Quand la réunion prit fin, il se rendit dans les jardins, comme à son habitude, cherchant un peu de tranquillité dans la verdure. Il n'avait pas prévu de croiser Selene là, mais elle était là, à l'ombre d'un vieux chêne, lisant un livre. Lorsqu'elle le vit approcher, elle leva les yeux de son ouvrage et le salua d'un hochement de tête. Il s'arrêta un instant, le regardant intensément, comme s'il y avait encore quelque chose à dire, quelque chose d'inachevé entre eux.
« Vous avez changé, Prince Léonidas, » dit-elle d'une voix calme mais pénétrante, son regard fixé sur lui.
Il se laissa aller à un sourire léger, presque imperceptible. « Je suppose que vous avez raison. » Il se baissa légèrement pour être plus proche d'elle, sans la menacer de sa stature imposante. « Je ne suis plus ce jeune homme imprudent, celui qui faisait des choix sans en comprendre les conséquences. »
« Et maintenant ? » Elle se tourna complètement vers lui, le fermant dans une cage invisible de curiosité.
Léonidas se détourna alors, son regard se perdant dans l'horizon lointain. « Maintenant, je comprends qu'il faut être plus que ce que l'on attend de nous. La cour, ma mère, le royaume... ils veulent que je sois ce qu'ils imaginent. Mais je veux être celui que je dois être. »
Un silence s'installa entre eux. Selene, observant ses traits marqués par une nouvelle gravité, se rendit compte qu'il était plus que jamais sur le point de faire des choix difficiles. Des choix qui ne concernaient pas seulement le royaume, mais aussi lui-même, et les personnes qui l'entouraient. Elle savait que son rôle ici n'était plus celui de simple spectatrice ; elle se trouvait à la croisée des chemins, un pont entre ce que Léonidas avait été et ce qu'il était en train de devenir.

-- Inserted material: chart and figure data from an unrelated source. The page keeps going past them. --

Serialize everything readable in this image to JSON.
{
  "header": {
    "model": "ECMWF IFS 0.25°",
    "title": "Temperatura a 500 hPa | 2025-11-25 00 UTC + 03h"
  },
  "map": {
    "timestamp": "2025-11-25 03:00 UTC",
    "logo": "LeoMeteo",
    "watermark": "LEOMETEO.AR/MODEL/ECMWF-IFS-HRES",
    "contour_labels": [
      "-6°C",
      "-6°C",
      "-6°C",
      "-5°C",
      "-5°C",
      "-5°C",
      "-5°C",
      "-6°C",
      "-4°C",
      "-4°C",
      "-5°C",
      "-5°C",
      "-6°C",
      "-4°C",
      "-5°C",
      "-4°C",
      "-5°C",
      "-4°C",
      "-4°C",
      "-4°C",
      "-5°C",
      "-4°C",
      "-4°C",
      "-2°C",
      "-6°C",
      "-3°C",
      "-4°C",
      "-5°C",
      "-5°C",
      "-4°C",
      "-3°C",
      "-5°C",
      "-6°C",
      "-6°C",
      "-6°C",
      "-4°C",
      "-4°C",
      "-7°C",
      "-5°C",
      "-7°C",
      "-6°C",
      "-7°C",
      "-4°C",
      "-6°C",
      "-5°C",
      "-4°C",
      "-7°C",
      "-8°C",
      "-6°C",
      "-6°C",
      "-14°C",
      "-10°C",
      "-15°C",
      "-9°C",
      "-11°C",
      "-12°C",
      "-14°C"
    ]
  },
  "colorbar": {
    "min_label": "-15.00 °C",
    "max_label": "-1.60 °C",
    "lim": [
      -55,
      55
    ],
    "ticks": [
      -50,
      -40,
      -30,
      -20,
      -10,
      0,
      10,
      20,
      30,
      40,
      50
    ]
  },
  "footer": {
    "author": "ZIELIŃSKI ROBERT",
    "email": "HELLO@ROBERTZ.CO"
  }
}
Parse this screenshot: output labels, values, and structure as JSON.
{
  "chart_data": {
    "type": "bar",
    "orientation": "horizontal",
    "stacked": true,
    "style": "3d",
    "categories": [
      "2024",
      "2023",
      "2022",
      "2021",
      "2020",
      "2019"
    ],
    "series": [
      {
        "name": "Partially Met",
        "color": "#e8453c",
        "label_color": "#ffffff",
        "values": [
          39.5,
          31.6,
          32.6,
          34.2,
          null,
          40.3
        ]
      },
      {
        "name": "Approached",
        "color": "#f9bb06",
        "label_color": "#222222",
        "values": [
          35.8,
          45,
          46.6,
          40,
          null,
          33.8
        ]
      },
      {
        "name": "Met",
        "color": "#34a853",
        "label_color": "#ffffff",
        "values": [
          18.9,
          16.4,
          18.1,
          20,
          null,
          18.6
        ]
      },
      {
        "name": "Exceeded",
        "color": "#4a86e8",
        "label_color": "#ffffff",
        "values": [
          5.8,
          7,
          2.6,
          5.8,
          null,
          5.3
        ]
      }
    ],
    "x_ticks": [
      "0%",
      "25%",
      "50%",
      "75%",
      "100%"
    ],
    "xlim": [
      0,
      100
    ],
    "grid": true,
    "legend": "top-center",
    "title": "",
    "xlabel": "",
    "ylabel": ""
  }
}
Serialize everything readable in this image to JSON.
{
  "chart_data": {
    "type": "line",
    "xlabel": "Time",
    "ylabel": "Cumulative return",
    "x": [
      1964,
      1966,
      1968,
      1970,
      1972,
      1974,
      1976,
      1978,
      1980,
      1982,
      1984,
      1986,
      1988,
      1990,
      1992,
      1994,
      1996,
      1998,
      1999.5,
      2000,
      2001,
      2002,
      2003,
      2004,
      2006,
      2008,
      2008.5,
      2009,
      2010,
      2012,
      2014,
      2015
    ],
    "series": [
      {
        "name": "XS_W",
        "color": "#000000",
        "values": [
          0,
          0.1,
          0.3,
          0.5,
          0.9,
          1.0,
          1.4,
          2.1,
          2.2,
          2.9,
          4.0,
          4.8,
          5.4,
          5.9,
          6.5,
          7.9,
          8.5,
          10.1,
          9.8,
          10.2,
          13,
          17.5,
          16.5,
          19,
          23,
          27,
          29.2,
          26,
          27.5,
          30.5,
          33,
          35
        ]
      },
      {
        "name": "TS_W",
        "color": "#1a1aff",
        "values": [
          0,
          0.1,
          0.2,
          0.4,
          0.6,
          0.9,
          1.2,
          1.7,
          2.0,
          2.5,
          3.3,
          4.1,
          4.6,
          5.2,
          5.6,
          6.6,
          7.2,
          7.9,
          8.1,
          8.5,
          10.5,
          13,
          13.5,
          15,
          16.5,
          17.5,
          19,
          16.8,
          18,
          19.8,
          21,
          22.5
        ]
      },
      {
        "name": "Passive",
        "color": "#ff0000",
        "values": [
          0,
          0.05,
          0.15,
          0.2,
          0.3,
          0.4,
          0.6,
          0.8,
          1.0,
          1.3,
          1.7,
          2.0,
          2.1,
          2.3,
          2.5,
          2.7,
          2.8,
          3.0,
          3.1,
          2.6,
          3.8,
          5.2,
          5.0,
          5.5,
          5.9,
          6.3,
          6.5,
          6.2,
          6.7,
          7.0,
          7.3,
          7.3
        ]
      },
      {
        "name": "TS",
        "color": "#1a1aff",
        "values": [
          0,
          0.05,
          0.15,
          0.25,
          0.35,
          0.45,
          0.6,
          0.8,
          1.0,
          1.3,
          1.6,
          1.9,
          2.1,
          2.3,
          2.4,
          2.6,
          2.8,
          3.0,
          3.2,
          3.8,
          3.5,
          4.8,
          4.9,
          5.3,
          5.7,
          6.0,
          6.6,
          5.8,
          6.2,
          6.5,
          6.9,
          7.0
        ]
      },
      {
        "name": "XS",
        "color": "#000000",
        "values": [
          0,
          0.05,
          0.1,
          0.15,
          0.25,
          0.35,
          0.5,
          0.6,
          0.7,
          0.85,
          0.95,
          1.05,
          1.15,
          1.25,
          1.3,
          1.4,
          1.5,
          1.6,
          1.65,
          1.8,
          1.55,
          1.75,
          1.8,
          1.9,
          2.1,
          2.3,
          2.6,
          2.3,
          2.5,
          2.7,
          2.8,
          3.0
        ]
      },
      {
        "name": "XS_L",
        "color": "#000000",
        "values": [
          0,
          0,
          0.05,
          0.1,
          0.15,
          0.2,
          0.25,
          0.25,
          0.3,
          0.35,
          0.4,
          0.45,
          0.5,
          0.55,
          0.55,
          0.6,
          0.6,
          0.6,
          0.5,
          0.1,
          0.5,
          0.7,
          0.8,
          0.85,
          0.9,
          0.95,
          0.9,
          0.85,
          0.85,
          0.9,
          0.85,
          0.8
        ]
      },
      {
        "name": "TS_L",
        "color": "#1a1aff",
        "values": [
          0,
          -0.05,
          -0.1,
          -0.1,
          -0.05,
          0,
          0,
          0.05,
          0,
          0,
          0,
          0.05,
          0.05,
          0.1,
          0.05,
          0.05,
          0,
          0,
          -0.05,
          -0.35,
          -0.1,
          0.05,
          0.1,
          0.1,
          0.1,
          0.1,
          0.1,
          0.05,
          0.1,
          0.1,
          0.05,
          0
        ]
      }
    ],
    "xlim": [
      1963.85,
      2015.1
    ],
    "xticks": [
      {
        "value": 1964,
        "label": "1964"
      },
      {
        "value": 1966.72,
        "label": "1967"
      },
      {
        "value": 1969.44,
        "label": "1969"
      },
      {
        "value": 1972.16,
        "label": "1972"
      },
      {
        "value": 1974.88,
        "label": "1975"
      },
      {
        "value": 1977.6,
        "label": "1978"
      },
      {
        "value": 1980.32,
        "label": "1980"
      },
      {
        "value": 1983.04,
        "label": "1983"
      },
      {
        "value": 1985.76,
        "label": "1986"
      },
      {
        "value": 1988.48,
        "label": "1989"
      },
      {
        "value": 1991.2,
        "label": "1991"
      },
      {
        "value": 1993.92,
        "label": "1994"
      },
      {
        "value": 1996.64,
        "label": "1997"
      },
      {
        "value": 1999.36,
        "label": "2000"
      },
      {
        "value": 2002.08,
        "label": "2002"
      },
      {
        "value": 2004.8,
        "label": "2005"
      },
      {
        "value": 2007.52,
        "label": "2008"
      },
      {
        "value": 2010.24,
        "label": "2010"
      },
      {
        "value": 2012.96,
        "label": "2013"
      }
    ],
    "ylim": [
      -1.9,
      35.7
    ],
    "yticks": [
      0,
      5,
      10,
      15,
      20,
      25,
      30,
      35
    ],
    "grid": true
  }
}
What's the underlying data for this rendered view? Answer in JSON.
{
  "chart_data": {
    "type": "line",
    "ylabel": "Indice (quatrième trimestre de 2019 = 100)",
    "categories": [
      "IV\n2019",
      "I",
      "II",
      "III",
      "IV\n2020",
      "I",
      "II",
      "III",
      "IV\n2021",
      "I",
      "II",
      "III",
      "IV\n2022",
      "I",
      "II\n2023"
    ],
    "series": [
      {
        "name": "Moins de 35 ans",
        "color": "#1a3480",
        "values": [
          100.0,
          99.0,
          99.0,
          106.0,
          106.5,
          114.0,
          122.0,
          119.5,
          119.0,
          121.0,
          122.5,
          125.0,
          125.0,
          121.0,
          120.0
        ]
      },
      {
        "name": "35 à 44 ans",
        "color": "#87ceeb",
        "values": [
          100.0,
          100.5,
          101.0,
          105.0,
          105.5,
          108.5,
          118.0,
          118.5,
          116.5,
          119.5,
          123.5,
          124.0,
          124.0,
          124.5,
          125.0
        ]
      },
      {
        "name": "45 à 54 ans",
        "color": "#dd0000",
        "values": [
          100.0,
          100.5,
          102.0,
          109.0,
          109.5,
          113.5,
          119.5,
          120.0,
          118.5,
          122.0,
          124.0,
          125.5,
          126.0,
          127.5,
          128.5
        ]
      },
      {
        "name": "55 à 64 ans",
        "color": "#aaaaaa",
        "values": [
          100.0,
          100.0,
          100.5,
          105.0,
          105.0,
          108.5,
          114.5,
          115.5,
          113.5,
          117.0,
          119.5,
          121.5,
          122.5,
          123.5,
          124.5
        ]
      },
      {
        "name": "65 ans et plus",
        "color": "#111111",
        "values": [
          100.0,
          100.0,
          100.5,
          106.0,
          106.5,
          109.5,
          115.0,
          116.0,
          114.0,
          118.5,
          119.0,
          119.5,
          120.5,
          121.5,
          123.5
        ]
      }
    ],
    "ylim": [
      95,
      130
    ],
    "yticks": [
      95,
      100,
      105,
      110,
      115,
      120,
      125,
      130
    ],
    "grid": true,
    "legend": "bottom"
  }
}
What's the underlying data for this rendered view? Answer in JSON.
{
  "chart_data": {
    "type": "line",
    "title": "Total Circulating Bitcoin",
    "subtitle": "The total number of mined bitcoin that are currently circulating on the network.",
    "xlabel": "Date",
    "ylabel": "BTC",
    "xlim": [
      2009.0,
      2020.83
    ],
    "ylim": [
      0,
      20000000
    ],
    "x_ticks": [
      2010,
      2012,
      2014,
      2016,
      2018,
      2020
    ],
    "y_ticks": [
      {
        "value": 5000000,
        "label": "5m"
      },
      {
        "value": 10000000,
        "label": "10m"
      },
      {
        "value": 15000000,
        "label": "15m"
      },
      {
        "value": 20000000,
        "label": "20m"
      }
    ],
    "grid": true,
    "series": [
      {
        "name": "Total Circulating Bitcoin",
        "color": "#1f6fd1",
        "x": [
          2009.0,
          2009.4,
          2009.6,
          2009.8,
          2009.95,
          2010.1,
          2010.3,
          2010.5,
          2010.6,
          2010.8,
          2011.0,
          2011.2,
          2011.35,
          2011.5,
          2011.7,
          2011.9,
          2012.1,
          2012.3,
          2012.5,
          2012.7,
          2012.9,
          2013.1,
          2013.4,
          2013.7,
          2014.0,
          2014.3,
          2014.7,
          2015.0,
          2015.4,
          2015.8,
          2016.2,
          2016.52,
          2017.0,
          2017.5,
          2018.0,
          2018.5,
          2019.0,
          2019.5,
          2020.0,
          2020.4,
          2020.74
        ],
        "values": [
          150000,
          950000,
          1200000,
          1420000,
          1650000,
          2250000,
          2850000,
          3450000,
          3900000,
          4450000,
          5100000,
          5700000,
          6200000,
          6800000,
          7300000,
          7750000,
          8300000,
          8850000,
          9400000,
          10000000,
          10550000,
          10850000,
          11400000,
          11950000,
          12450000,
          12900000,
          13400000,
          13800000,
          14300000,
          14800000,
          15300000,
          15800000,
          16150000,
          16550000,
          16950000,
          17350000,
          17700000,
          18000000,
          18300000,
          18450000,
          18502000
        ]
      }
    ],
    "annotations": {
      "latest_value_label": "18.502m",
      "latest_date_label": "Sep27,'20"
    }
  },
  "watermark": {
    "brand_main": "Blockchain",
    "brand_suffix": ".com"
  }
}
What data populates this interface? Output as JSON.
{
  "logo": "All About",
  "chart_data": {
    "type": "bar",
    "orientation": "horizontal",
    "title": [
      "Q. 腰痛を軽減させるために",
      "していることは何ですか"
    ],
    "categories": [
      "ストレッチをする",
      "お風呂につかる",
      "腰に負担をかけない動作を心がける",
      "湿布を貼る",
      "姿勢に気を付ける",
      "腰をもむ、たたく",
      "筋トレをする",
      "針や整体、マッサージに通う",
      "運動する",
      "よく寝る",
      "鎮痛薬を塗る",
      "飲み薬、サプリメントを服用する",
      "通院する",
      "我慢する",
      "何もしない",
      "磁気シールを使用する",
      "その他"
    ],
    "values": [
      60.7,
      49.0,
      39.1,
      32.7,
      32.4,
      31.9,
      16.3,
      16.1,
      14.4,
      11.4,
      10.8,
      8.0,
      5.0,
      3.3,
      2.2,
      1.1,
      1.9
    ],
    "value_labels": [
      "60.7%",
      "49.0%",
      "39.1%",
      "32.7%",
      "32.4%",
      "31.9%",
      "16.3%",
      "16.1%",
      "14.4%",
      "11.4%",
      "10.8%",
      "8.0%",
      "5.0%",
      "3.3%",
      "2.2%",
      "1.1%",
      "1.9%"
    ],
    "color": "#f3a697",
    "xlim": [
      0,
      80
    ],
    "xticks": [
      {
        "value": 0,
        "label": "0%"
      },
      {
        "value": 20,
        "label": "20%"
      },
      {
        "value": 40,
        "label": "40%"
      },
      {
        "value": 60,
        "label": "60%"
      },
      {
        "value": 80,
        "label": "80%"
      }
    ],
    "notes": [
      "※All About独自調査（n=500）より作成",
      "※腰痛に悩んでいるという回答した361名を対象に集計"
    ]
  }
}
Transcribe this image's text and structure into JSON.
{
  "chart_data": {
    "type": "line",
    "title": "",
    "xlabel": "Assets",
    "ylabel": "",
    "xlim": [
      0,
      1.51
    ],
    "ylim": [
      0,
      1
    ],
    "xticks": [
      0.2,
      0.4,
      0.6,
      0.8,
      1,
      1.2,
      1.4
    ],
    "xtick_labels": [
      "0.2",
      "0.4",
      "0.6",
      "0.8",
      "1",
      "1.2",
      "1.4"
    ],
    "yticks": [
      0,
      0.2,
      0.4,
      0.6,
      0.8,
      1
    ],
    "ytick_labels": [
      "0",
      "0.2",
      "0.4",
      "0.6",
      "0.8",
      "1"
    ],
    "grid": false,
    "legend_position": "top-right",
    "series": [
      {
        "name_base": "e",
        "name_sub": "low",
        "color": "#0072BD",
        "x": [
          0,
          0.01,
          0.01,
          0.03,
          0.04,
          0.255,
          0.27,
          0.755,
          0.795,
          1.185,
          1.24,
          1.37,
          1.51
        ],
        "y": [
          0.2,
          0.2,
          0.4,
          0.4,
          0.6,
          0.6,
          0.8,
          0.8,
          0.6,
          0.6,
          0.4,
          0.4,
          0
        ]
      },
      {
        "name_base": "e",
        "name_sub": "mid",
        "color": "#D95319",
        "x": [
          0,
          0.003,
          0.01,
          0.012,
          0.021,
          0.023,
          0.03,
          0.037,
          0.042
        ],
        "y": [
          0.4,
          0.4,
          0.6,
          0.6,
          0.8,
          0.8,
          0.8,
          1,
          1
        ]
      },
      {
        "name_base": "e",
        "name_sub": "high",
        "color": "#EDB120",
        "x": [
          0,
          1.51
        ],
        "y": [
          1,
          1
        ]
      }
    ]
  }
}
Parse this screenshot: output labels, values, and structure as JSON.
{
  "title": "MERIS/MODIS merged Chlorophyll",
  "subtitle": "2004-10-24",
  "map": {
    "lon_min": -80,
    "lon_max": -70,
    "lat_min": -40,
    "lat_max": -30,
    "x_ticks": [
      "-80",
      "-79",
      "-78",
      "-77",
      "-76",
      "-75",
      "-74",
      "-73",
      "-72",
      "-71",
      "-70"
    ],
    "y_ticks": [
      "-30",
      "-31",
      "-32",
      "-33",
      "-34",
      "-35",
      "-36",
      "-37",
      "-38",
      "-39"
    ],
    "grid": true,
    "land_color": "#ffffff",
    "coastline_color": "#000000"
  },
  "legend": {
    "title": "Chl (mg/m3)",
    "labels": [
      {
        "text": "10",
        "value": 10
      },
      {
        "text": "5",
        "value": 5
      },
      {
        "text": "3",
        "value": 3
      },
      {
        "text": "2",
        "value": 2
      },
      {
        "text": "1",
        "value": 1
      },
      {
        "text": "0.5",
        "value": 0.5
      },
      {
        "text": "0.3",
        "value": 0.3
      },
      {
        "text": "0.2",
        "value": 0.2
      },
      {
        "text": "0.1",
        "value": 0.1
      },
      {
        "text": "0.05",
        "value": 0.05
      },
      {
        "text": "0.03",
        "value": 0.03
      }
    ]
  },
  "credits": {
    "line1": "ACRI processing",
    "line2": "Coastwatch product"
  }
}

« Vous allez devoir vous battre pour ce que vous croyez, » dit-elle finalement. « Et ce ne sera pas facile. »
Léonidas tourna enfin son regard vers elle, ses yeux sombres brillants d'une détermination nouvelle. « Je le sais. Mais ce combat ne sera pas uniquement pour moi. Ce sera pour tous ceux qui, comme vous, m'ont montré qu'il existe un autre chemin. »
Elle le fixa longuement, puis, dans un mouvement presque imperceptible, hocha la tête. « Alors, allez jusqu'au bout. Ne revenez jamais en arrière. »
Il ne répondit pas immédiatement. Il ne pouvait pas. Il savait que ces mots, prononcés par Selene, étaient bien plus qu'un simple encouragement. Ils étaient un ultime test, un défi que lui-même allait devoir surmonter. La cour, la politique, le pouvoir, tout cela n'était qu'une partie du problème. Le véritable défi résidait dans la façon dont il allait s'accepter lui-même, comment il allait décider de répondre à la vie qui l'attendait. Et Selene, en un simple geste de soutien, venait de lui rappeler que la véritable liberté, parfois, réside dans le fait de savoir qui l'on est réellement, au-delà des apparences et des attentes des autres.
Le vent léger soufflait entre eux, emportant avec lui la promesse d'un changement inéluctable. Un changement qui, bien qu'incertain et fragile, était désormais entre leurs mains. Et, ensemble, ils allaient devoir l'affronter, un pas à la fois.